Hey y’all my name is Jessie McClanahan, and it's lovely to meet ya! I’m a ceramics and mixed media artist hailing from southern West Virginia. It’s someplace special with a people all their own, and a landscape that's so deeply revered that it’s ingrained in our culture and way of being. It’s having your maw maws jar of buttons, and your paw paws shine recipe. It’s the place where steep mountains hug pocketed communities so tightly that they only form in the valleys. Where the slopes are covered in lush old growth forests. It's the place where you’ll always find a warm bed and a meal - no matter where you're from or who you are. This is my Appalachia.

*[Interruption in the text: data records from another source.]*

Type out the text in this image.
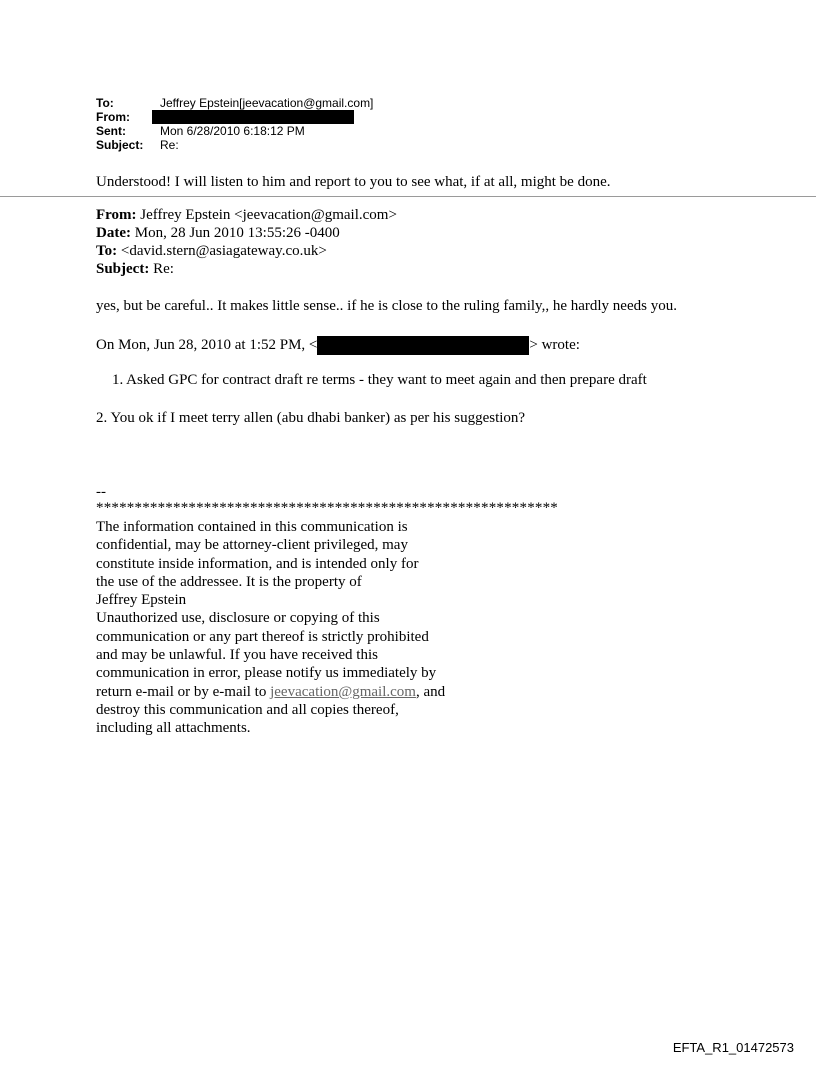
To:	Jeffrey Epstein[jeevacation@gmail.com]
From:
Sent:	Mon 6/28/2010 6:18:12 PM
Subject:	Re:
Understood! I will listen to him and report to you to see what, if at all, might be done.
From: Jeffrey Epstein <jeevacation@gmail.com>
Date: Mon, 28 Jun 2010 13:55:26 -0400
To: <david.stern@asiagateway.co.uk>
Subject: Re:
yes, but be careful.. It makes little sense.. if he is close to the ruling family,, he hardly needs you.
On Mon, Jun 28, 2010 at 1:52 PM, <	> wrote:
1. Asked GPC for contract draft re terms - they want to meet again and then prepare draft
2. You ok if I meet terry allen (abu dhabi banker) as per his suggestion?
--
************************************************************
The information contained in this communication is
confidential, may be attorney-client privileged, may
constitute inside information, and is intended only for
the use of the addressee. It is the property of
Jeffrey Epstein
Unauthorized use, disclosure or copying of this
communication or any part thereof is strictly prohibited
and may be unlawful. If you have received this
communication in error, please notify us immediately by
return e-mail or by e-mail to jeevacation@gmail.com, and
destroy this communication and all copies thereof,
including all attachments.
EFTA_R1_01472573
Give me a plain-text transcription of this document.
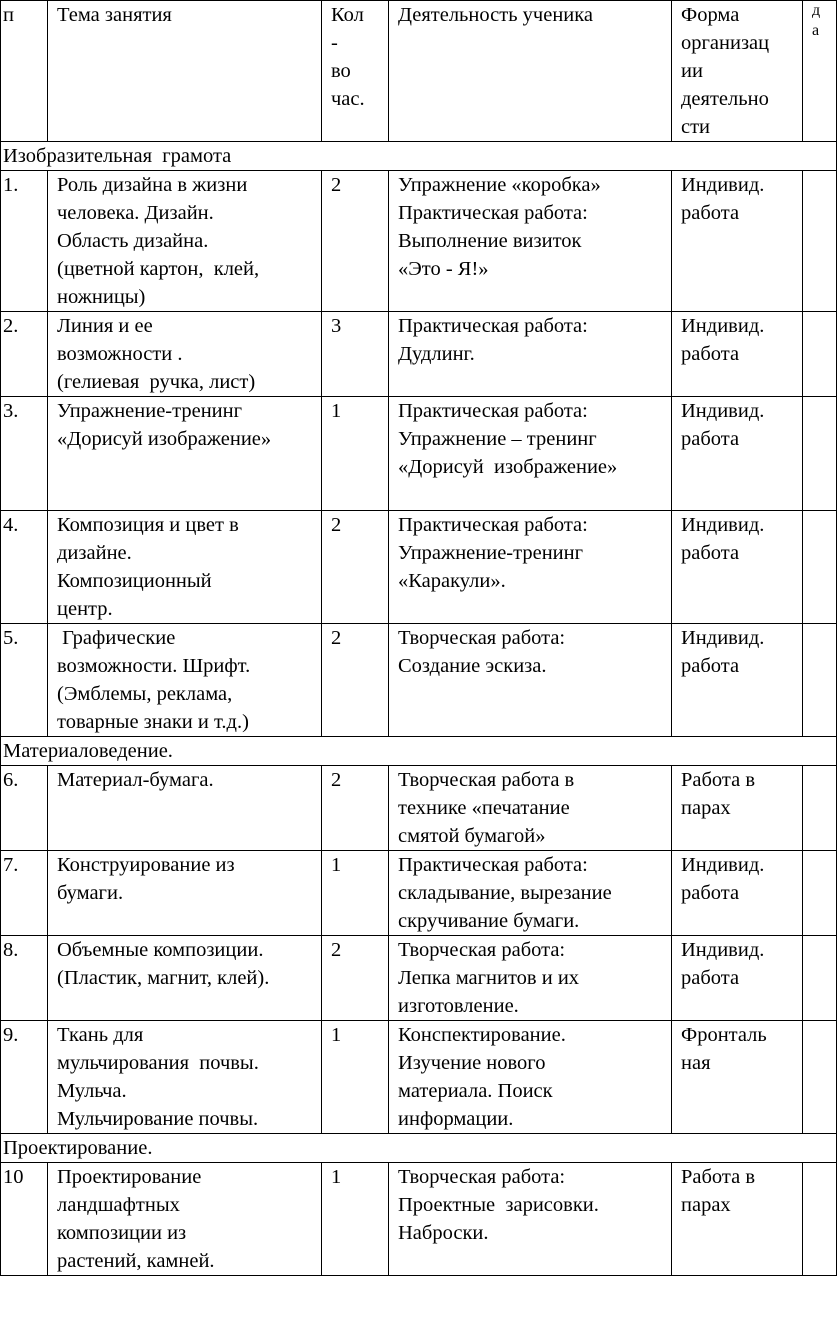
п	Тема занятия	Кол
-
во
час.	Деятельность ученика	Форма
организац
ии
деятельно
сти	д
а
Изобразительная  грамота					
1.	Роль дизайна в жизни
человека. Дизайн.
Область дизайна.
(цветной картон,  клей,
ножницы)	2	Упражнение «коробка»
Практическая работа:
Выполнение визиток
«Это - Я!»	Индивид.
работа	
2.	Линия и ее
возможности .
(гелиевая  ручка, лист)	3	Практическая работа:
Дудлинг.	Индивид.
работа	
3.	Упражнение-тренинг
«Дорисуй изображение»	1	Практическая работа:
Упражнение – тренинг
«Дорисуй  изображение»	Индивид.
работа	
4.	Композиция и цвет в
дизайне.
Композиционный
центр.	2	Практическая работа:
Упражнение-тренинг
«Каракули».	Индивид.
работа	
5.	Графические
возможности. Шрифт.
(Эмблемы, реклама,
товарные знаки и т.д.)	2	Творческая работа:
Создание эскиза.	Индивид.
работа	
Материаловедение.					
6.	Материал-бумага.	2	Творческая работа в
технике «печатание
смятой бумагой»	Работа в
парах	
7.	Конструирование из
бумаги.	1	Практическая работа:
складывание, вырезание
скручивание бумаги.	Индивид.
работа	
8.	Объемные композиции.
(Пластик, магнит, клей).	2	Творческая работа:
Лепка магнитов и их
изготовление.	Индивид.
работа	
9.	Ткань для
мульчирования  почвы.
Мульча.
Мульчирование почвы.	1	Конспектирование.
Изучение нового
материала. Поиск
информации.	Фронталь
ная	
Проектирование.					
10	Проектирование
ландшафтных
композиции из
растений, камней.	1	Творческая работа:
Проектные  зарисовки.
Наброски.	Работа в
парах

I’m in love with my home and my work reflects that sincere love and admiration. Everything I make is through an Appalchian lens and a reverence for nature. I want to emulate the way that the moss and lichen grow over boulders; or the way that a tree grows from the cracks of a cliff and holds on with resilience. My work talks about the relationships that we have with each other and the land. Growing up in West Virginia you live in small communities surrounded by thick forests. This means you know everybody and the land like they were your neighbor. You learn about how the land is more than just a place, it's a living breathing thing, and how your community is just the same. It’s an ecosystem where everything works together and fights together to survive. My work explores these relationships and how they form who we are.
My main medium is clay, which forms the framework for all of my pieces, I then incorporate techniques from other disciplines such as basketry and sewing. Using re-purposed and found materials is a large part of my practice; I use them to create a narrative within my work. I’m combining seemingly different materials and techniques to start a conversation about connections; these different things occupying one space combines them and creates a relationship. This is how it works in our world; we’re all connected and together, no matter how different we are. In today’s world we are polarized and disconnected from each other, our environments, and ourselves. I hope my work highlights how connected we truly are.